Daubuz truly remarks, that "the accomplishment of a prophecy must be considered, and consequently applied according to the signification of the terms by which it is expressed. This signification is either symbolical or literal. But it happens sometimes that there are occasions in which the event appears to be suitable to both these. The first signification, if the terms are in their nature symbolical, is the principle in the intention; the second, if joined with the other, is only concurrent. If both suit the terms, the first (or symbolical) must always have the preference, as being the more noble, and worthy of the Holy Spirit's care to foretell it; and then we may give way to the latter, where it will concur. The principal event is that which answers fully to the majesty and first intention of the symbols; in which God does, as it were, speak in His own dialect, and so is always of greater extent, and more comprehensive than any other. The secondary event of a symbolical prediction is, when such an event, being also concomitant with the other, answers more nearly to the literal signification of the terms in which the symbolical prediction is expressed; and, as it were, alters the nature of the symbols, as if they were literal characters of the things meant by them. An example will set this in a clear light. The prophet Nahum predicts the over-throw of Nineveh in these words: 'with an overrunning flood he will make an utter end of the place thereof (Ch. 1:8). An overrunning flood is the symbol of desolation by a victorious enemy. The accomplishment, however, showed the signification to be two-fold, that is, symbolical and also literal. Diodorus informs us, that in the third year of the Siege, the river being swollen with continual rains overflowed part of the city, and broke down the wall for twenty furlongs; and the enemy entered the breach that the waters had made, and took the city."

According to the same principles, the Sand of the Sea, and the Sea itself may be rightly viewed in the chapter before us. The events in their accomplishment show that the signification of the Sea is both symbolical and literal. Daniel's vision of the ascendency of the Horns plalnly shows, that their manifestation was in connexion with the literal LATIN SEA, the Mediterranean. His words are, "the four winds of the heaven strove upon THE GREAT SEA." This was the name given to the Mediterranean, or Sea in the midst of the earth, by the Hebrews. He describes the four beasts that came up out of it, as four dominions: and in the interpretation, the Sea is styled the Earth; and the beasts arising out of it, are termed kings (Ver. 17,3). Compare the symbol in verse 3, with the signification in verse 17: thus, "Four beasts came up from the sea (upon which the winds strove); diverse one from another;" and now read the explanation, "These great beasts which are four are four kings which shall arise out of the earth". Now the fourth king was the "dreadful and terrible" one.

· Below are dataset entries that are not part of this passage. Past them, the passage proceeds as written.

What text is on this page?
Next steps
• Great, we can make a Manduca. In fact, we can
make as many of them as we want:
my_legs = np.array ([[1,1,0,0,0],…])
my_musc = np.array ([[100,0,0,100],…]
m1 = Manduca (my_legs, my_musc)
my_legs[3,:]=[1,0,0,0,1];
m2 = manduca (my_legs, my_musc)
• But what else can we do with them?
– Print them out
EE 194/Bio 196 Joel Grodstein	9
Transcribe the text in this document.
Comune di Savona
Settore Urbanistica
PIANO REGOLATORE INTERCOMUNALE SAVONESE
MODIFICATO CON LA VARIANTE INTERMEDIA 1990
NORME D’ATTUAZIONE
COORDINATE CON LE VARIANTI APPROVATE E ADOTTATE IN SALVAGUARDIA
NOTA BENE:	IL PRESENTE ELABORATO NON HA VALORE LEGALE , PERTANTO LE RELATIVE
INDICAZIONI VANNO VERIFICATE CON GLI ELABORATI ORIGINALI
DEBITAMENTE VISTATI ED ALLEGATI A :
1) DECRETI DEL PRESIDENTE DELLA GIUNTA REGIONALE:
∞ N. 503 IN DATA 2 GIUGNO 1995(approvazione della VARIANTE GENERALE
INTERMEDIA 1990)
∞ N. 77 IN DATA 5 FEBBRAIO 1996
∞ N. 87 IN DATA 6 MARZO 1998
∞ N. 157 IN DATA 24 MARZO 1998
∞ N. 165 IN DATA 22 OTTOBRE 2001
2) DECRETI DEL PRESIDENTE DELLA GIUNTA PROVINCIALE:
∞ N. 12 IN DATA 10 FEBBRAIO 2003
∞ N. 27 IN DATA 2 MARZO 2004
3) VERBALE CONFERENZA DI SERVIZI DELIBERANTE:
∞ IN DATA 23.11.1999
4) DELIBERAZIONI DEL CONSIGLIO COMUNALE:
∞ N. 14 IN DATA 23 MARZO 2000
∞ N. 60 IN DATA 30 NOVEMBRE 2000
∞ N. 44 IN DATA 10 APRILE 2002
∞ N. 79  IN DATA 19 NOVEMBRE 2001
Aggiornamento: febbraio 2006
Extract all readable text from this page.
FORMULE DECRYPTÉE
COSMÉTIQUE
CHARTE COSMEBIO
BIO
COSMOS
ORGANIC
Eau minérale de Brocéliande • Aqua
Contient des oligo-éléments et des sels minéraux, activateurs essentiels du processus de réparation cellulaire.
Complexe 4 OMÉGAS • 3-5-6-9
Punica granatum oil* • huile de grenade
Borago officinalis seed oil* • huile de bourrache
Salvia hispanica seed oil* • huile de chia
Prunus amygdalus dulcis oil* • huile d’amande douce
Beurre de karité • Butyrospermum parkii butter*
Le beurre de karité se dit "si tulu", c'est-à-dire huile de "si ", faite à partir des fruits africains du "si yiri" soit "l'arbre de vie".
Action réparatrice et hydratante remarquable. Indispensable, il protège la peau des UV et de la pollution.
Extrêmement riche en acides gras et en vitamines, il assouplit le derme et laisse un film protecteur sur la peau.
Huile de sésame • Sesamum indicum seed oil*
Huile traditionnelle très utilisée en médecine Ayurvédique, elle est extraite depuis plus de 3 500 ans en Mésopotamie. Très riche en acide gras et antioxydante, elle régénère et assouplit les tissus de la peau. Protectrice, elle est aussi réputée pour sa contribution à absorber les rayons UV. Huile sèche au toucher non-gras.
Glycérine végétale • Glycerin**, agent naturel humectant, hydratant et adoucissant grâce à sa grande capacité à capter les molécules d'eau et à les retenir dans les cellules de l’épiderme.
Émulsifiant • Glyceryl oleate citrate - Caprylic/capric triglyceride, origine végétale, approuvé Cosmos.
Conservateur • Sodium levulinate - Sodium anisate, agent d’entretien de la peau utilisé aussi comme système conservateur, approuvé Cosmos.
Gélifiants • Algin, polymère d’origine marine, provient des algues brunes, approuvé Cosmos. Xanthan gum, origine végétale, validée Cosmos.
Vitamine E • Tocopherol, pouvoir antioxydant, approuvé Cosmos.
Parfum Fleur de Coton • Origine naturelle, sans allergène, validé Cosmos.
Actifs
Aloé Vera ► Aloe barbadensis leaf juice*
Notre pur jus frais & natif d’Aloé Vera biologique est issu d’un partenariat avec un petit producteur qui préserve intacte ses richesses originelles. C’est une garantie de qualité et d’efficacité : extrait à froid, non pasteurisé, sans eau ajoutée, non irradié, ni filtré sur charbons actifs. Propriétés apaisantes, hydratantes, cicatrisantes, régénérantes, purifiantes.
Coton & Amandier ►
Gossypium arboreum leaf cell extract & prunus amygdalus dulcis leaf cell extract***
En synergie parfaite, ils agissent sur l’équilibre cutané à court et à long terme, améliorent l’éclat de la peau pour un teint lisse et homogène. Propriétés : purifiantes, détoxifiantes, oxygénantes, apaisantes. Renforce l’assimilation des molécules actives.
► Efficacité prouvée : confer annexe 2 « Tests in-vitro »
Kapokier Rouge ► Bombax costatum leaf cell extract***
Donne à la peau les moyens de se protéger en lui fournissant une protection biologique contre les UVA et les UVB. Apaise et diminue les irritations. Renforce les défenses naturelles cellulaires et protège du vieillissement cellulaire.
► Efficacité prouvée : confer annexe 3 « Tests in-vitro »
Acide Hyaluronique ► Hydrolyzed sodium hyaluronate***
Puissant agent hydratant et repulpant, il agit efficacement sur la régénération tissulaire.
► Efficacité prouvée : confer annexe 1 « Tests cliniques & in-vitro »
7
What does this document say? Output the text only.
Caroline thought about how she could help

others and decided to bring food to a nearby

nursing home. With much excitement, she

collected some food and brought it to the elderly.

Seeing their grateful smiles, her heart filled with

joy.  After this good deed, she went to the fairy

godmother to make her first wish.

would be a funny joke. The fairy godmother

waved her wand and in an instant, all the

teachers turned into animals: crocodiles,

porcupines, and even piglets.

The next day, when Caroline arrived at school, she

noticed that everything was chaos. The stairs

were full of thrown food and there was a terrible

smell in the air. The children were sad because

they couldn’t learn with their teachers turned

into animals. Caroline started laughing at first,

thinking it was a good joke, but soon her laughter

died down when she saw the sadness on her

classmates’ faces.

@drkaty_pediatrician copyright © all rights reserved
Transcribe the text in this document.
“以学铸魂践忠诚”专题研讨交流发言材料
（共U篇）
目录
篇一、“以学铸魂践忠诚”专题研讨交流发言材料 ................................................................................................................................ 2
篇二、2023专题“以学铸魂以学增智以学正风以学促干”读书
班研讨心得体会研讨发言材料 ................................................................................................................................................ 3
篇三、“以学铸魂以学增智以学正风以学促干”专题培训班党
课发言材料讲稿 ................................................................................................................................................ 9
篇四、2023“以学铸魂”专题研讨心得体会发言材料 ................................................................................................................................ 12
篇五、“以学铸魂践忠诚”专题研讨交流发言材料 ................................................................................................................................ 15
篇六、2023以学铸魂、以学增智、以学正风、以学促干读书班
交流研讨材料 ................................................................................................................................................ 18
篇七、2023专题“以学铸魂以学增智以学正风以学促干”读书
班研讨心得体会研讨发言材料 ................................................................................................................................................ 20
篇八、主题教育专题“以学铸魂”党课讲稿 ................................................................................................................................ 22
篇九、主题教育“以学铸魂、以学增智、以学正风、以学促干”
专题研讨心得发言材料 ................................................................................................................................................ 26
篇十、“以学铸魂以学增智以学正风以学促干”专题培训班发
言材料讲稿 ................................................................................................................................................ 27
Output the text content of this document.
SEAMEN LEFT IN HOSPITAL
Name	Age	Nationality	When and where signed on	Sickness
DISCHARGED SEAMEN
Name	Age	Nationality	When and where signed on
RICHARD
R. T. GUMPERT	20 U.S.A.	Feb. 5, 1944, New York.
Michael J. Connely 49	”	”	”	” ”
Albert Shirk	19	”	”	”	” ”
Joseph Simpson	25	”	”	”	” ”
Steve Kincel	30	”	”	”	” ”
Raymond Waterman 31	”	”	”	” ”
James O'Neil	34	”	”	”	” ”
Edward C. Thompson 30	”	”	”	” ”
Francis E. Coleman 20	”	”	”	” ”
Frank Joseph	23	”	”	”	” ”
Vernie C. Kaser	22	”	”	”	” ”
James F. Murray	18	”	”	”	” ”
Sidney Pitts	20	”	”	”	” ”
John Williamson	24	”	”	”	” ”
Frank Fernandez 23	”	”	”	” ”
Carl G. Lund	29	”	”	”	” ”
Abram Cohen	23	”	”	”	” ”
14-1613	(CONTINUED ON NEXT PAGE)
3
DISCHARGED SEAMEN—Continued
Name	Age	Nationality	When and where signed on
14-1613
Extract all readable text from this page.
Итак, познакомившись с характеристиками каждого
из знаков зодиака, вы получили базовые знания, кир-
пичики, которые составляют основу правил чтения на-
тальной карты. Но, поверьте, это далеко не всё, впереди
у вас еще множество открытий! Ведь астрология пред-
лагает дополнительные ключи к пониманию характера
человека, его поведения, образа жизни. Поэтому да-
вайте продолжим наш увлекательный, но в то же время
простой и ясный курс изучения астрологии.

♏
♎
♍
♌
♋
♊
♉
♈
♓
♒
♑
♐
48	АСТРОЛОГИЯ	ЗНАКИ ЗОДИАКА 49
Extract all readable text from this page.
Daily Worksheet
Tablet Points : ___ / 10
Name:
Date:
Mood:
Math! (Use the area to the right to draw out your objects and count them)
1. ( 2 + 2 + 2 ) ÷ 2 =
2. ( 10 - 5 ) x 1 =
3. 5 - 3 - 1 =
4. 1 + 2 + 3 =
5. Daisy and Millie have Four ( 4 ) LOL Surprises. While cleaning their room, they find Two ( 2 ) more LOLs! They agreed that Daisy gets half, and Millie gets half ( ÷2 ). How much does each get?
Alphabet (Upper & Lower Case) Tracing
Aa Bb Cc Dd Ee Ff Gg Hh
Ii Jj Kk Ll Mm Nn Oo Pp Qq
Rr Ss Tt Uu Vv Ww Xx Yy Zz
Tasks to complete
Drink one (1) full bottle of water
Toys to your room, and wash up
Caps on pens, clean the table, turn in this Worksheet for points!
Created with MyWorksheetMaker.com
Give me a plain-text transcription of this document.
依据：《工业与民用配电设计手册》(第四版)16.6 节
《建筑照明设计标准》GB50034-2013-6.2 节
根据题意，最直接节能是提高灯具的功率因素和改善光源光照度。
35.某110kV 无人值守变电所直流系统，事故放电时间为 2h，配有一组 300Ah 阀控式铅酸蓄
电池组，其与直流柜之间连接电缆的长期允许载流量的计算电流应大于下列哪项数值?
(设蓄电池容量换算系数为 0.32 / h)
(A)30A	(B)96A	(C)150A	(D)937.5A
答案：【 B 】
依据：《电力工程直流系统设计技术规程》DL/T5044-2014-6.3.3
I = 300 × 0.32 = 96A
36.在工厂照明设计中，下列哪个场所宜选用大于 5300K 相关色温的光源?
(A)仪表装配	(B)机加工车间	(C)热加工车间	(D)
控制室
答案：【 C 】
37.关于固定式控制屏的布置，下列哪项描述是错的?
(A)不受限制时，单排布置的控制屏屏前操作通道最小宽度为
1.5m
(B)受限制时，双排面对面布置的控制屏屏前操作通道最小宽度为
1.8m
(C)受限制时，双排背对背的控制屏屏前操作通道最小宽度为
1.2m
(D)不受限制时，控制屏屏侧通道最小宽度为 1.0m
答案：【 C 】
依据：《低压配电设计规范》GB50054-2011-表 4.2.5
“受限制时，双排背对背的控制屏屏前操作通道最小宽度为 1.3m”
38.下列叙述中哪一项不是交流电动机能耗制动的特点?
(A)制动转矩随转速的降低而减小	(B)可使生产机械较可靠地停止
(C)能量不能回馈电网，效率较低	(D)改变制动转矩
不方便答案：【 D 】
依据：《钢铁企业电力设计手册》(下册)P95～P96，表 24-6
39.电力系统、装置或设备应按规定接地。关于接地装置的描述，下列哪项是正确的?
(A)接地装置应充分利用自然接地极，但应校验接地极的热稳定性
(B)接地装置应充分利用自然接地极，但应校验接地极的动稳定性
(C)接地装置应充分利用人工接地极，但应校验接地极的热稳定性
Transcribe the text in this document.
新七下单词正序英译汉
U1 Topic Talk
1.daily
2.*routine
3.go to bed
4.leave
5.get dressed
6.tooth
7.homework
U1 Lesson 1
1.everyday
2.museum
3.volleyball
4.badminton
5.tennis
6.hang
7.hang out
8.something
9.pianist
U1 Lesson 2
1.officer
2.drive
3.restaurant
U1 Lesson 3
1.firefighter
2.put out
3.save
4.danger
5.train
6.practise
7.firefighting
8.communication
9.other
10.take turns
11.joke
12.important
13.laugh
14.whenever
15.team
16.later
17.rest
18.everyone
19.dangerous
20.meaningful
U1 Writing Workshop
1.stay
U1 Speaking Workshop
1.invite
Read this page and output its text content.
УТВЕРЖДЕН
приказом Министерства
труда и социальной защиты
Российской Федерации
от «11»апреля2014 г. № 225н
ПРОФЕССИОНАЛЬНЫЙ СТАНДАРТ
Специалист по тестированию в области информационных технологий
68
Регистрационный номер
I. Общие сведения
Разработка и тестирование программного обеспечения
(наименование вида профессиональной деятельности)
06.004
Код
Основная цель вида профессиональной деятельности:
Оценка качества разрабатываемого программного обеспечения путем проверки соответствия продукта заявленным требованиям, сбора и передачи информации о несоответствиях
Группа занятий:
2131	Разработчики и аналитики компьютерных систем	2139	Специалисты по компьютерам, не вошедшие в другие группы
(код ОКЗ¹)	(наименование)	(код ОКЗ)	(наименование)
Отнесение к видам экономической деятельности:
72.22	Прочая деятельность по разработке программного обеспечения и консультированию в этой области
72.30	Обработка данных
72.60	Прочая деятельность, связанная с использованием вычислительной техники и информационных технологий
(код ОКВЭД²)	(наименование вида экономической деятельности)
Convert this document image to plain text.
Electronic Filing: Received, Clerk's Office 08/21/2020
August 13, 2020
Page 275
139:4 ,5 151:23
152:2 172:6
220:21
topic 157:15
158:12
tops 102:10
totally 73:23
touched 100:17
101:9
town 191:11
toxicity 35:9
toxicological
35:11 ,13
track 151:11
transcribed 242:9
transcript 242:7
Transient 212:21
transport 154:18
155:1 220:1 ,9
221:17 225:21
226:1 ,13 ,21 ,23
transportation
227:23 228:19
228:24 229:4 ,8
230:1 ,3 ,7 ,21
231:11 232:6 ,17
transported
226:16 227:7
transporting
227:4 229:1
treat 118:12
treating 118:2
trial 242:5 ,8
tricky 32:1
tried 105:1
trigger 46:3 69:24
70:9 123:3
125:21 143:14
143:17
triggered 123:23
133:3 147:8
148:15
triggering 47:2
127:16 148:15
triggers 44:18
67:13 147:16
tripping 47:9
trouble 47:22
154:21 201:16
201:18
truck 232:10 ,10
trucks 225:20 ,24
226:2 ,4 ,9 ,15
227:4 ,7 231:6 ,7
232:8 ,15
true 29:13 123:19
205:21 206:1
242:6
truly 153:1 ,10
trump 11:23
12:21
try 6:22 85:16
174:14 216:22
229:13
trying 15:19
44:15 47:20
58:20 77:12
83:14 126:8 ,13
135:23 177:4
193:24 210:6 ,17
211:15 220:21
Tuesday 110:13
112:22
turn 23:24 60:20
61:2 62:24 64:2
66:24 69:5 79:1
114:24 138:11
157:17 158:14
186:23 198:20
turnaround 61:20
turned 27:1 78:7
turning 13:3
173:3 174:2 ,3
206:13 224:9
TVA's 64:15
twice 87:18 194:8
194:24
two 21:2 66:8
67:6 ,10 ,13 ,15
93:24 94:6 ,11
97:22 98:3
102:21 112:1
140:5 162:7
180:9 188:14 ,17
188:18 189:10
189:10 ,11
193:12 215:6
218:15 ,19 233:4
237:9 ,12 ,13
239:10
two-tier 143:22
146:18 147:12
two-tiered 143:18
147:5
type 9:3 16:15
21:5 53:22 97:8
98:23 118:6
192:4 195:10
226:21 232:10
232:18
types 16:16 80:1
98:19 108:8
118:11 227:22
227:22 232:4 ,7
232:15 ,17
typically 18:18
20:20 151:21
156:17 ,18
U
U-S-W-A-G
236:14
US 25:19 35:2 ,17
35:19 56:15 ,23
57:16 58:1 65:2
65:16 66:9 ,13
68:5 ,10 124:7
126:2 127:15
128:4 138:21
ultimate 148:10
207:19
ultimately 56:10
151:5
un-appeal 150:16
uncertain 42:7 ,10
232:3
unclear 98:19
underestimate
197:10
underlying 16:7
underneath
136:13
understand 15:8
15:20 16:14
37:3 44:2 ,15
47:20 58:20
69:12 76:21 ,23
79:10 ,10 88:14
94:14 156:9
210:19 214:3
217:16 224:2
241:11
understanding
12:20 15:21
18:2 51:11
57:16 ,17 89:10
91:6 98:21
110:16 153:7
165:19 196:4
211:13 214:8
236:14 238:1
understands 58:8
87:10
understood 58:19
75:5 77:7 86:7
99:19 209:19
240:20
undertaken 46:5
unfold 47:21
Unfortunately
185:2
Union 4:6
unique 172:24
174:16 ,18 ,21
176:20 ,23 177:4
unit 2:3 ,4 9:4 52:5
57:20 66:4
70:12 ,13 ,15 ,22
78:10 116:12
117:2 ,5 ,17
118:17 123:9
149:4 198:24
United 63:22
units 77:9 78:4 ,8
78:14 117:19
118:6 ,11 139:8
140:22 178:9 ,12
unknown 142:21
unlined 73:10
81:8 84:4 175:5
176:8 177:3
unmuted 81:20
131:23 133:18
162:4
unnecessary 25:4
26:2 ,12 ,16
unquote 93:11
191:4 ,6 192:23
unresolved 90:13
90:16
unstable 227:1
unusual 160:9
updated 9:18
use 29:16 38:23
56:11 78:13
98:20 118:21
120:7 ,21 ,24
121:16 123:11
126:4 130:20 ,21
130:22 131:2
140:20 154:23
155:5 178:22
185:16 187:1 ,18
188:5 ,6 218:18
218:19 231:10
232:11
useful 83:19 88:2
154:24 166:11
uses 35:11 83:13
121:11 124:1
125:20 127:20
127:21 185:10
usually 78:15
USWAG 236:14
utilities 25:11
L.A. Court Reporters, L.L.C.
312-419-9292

He came up with his body, head, and horns Out of the Great Sea, in the sense of arising out of the countries by which the sea is almost enclosed as a lake. Here is a blending of the symbolical and the literal; and so, that in the interpretation, the symbolical is anchored to the literal; by which I mean, that we must not go away to the Baltic, and Atlantic, and German Oceans, to find the fourth beast and his heads and horns; but must confine our investigations to those countries which in the days of the prophecy had outlets upon the Great Sea.

Now, what Daniel beheld arising out of the sea as the results of the storms of war upon it, John also saw in part from his Patmian stand-point ascending from the same sea and in the same sense. He saw the kingdoms and empires of Modern Europe so far as their origin was Mediterranean, ascending from this sea. He stood literally upon its Patmian Shore, in a numerous cluster of its islands, which were as but the sands of its coast; and from this, as the representative of a multitude occupying the wings of this sea-region, he saw kingdoms arise from the symbolic sea inhabiting the literal maritime earth enclosing the Latin Sea, of which he has presented us with a symbolical description in the chapter we have in hand.